I’m about to refinish my oak hw floor. I hae a number of knots, nail/staple holes, and seams (30 year old floor) to fill. Do I need a special wood filler/putty for floors? I assume I’d want something that dries extremely hard to withstand floor traffic.
I’ve use some wood filler on handrails but that stuff was made to be used after the stain and finish was applied (and it stays soft.)
Replies
I can't think of the brand off-hand, will get back to you, but it's an oil-based putty in a red and yellow can. I think Lowe's carries it. Dries hard, reasonably quick. I used a light oak on an unfinished red oak markerboard/bulletin board surround in a private school (pilasters, rails, panels with ogee, crown), puttied, sanded and then the painter stained. Matched great. Get several shades and test with your finish to get a good match. Not 100% if it'll hold up to extreme traffic but should work for staple holes, nail holes and such.
Are you talking about Durham's Rock Hard Water Putty? That's sort of a red/yellow can IIRC. I've heard some good things about it, haven't had a need to use much of it myself. I know it can be tinted with stain when being mixed. (That red/yellow combination isn't much help.

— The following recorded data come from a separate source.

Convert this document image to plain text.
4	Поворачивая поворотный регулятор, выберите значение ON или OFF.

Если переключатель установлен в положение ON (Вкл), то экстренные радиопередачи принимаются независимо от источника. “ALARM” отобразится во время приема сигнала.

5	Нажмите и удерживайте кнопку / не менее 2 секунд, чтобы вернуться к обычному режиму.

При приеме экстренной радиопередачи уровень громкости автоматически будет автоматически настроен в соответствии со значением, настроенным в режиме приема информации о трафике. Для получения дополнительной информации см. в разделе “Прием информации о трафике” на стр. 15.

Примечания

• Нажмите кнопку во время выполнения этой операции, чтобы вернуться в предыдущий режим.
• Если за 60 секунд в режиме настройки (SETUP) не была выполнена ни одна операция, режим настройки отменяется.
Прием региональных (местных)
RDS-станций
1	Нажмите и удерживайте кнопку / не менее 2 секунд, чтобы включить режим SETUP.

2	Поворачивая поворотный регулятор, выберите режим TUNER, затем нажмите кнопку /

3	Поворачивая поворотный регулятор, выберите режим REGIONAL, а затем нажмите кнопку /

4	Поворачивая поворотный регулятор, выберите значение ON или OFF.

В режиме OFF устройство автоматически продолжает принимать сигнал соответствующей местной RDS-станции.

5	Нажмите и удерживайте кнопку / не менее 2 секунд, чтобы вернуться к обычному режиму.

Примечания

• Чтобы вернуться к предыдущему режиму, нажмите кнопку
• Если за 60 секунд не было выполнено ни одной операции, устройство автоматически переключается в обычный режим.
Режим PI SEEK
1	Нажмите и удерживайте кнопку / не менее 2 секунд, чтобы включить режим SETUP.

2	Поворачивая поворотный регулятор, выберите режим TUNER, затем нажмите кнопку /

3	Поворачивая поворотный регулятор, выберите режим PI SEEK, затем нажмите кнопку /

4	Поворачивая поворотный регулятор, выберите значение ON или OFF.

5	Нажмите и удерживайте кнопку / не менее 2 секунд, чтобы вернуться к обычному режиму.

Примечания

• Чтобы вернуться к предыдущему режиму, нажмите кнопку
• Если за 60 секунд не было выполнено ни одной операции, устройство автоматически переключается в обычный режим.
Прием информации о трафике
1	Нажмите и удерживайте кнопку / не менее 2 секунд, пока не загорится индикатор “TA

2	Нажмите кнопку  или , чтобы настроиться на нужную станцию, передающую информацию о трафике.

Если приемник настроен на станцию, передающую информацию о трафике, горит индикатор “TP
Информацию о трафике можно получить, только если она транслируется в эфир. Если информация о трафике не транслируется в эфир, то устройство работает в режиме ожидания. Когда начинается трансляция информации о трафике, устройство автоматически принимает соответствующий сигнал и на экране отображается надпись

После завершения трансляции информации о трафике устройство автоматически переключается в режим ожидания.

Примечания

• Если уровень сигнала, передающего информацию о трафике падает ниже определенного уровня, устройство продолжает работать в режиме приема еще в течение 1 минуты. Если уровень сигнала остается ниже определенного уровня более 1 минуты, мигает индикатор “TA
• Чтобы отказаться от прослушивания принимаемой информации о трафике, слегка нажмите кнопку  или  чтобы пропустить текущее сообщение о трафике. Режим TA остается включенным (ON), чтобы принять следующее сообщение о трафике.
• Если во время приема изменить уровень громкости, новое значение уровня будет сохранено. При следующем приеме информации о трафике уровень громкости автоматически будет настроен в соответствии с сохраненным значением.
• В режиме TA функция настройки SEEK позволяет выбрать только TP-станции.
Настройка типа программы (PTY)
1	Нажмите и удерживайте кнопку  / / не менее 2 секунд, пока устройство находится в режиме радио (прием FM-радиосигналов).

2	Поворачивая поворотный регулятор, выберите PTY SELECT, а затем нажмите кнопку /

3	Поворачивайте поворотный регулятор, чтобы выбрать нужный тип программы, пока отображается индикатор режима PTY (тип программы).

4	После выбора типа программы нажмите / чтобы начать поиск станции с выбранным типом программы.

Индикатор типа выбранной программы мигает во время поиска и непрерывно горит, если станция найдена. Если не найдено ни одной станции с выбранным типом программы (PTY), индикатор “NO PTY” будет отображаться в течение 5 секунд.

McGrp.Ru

That is what the marketing dept uses for everything these days - 2 colors that catch your eye.)
Don
I meant small tins of mixed putty already tinted but they do take a stain well. I think they're oil-based or alcohol or some such. I've used Durham's but never tinted while mixing, it won't take stain when dry.
Use a product called "Wood Dough" (it's a clear oil-base product, I believe, and made for the purpose).
Mix the Wood dough with the sanding dust from your final sanding pass to a putty consistency and fill as needed.
The final screening will clean it up.
http://www.woodwise.com has great fillers, putty
One last question...do I fill holes before or after sanding the floor? Of course I would lightly sand down the putty before applying the finish.
This filler is toweled over the whole floor. First fill the heavy gaps with straight putty, let it dry. Then thin the putty with water and trowel over the whole surface, let it dry. Sand the whole surface.
If you trowel the entire floor, you'll have problems in the space between strips as the floor expands and contracts.Cracks.
Though you could fill and sand individual strips.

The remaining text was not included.